Editor's Note - April 2019
April 2019 Issue
Cooking and enjoying meals together has always been important in my family. But we have two styles of cooks, some who are most comfortable strictly following a recipe, relying on tested instruction to ensure a successful outcome, and some who rarely consult one, relying instead on past experience and intuitive knowledge of what flavors will combine just right to make a delicious dish. Despite our different approaches, we all usually produce tasty meals. While I tend not to use a recipe, there are times when I find combining my personal knowledge with a recipe to guide me—confirming how much leavening muffins need, for example—is the best approach. O&P decision-making and evaluating expectations of interventions can be a little like the approaches to cooking; it's possible to rely heavily on evidence or theory without consideration of experience or anecdotal knowledge, and it's also possible to rely too heavily on clinical judgement without support from research. The articles in this issue suggest that perhaps using some of each strategy is the most effective.
"Capacity Equals Performance…Doesn't It?" introduces two recent studies that seem to challenge the acceptance of theory absent application of experience. In these cases, the availability of activity trackers allowed researchers to compare users' actual experience and performance in real-world settings with their capacity as demonstrated in the controlled conditions of the lab setting. The results of objective outcome measures in the lab showing increased ability would indicate an increase in performance, while the addition of data from experience paints a different picture. Thus, arriving at an optimal rehabilitation strategy for patients may require considering both types of information.

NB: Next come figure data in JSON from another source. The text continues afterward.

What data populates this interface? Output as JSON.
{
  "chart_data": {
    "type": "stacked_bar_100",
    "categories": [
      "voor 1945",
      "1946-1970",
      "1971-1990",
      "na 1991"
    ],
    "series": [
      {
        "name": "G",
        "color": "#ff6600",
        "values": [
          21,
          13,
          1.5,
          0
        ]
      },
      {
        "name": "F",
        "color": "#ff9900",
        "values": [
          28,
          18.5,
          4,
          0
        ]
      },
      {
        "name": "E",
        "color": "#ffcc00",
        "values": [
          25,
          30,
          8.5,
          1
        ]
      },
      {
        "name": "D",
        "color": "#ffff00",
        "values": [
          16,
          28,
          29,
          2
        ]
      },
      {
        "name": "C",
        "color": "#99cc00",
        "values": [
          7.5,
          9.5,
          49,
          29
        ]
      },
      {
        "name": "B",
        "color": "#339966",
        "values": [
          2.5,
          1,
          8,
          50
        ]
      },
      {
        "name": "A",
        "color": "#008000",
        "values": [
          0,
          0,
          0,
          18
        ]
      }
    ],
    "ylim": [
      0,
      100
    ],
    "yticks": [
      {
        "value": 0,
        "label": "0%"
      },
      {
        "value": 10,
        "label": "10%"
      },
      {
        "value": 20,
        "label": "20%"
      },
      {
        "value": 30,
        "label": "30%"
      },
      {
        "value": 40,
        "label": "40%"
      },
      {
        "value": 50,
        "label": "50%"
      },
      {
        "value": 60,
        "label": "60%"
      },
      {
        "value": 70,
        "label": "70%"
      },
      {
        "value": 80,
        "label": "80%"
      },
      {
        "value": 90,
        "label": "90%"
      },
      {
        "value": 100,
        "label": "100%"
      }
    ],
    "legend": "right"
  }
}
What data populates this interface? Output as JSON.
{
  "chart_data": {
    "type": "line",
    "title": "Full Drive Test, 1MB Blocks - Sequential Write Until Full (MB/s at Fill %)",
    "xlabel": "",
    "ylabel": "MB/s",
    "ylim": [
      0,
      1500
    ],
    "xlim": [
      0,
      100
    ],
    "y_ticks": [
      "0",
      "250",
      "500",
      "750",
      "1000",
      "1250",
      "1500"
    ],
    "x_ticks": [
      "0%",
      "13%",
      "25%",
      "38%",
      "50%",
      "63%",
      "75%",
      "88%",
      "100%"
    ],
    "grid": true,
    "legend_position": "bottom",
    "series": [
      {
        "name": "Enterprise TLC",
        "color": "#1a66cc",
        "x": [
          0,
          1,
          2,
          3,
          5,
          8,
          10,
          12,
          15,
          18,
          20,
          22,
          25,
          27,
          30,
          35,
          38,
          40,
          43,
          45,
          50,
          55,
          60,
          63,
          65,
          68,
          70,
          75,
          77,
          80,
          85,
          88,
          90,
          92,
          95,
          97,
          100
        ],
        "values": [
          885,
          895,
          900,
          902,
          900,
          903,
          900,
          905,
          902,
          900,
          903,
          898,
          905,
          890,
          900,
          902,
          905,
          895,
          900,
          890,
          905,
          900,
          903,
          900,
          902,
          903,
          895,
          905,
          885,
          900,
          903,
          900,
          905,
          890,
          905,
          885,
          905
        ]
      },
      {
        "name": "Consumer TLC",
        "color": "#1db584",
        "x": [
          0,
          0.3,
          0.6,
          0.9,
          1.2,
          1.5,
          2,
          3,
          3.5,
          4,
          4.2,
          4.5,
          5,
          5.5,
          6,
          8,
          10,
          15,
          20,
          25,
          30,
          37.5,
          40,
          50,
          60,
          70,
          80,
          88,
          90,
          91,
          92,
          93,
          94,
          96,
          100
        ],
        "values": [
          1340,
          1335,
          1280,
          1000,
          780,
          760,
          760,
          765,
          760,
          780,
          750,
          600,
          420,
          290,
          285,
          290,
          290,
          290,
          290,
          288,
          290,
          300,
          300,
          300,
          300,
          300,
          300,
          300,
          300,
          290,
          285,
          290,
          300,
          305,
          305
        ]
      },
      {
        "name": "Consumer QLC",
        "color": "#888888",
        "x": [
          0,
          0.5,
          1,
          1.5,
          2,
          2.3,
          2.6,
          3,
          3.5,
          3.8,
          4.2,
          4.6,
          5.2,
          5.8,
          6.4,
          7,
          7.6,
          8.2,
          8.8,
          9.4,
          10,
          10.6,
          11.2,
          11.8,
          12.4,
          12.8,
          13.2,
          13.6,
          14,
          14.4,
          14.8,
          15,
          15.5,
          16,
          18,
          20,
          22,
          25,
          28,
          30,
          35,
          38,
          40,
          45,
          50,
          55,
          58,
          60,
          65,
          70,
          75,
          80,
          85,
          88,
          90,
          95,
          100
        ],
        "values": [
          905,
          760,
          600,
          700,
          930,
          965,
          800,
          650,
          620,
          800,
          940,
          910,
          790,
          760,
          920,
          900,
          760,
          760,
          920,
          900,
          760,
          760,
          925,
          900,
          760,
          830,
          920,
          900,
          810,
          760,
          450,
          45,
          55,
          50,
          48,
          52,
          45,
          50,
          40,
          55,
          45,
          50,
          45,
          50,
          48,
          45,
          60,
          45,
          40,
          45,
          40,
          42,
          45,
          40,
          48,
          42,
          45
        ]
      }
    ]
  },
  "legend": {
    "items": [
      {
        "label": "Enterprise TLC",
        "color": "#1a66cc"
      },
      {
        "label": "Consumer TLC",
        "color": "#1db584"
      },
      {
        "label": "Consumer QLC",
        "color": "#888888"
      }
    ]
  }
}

Similarly, "Is Experience Evidence? The Role of Expertise in Clinical Decision-making" examines the way in which application of evidence-based practice (EBP) may be informed by clinical experience. This article points out that in its early forms, EBP included clinical expertise as one form of evidence, though of lower quality than more objective measures. Particularly in a profession in which research sample sizes are often limited, including all forms of evidence in clinical decision-making seems to serve the best interests of the highly individualized needs of O&P patients.
This month, The O&P EDGE also features the first of a two-part series of interviews with women executive directors of five national O&P organizations who share their perspectives on the directions of their organizations, their leadership inspirations, and women in O&P, "Unity Through Diversity: Five Women Executive Directors Help Point the Way."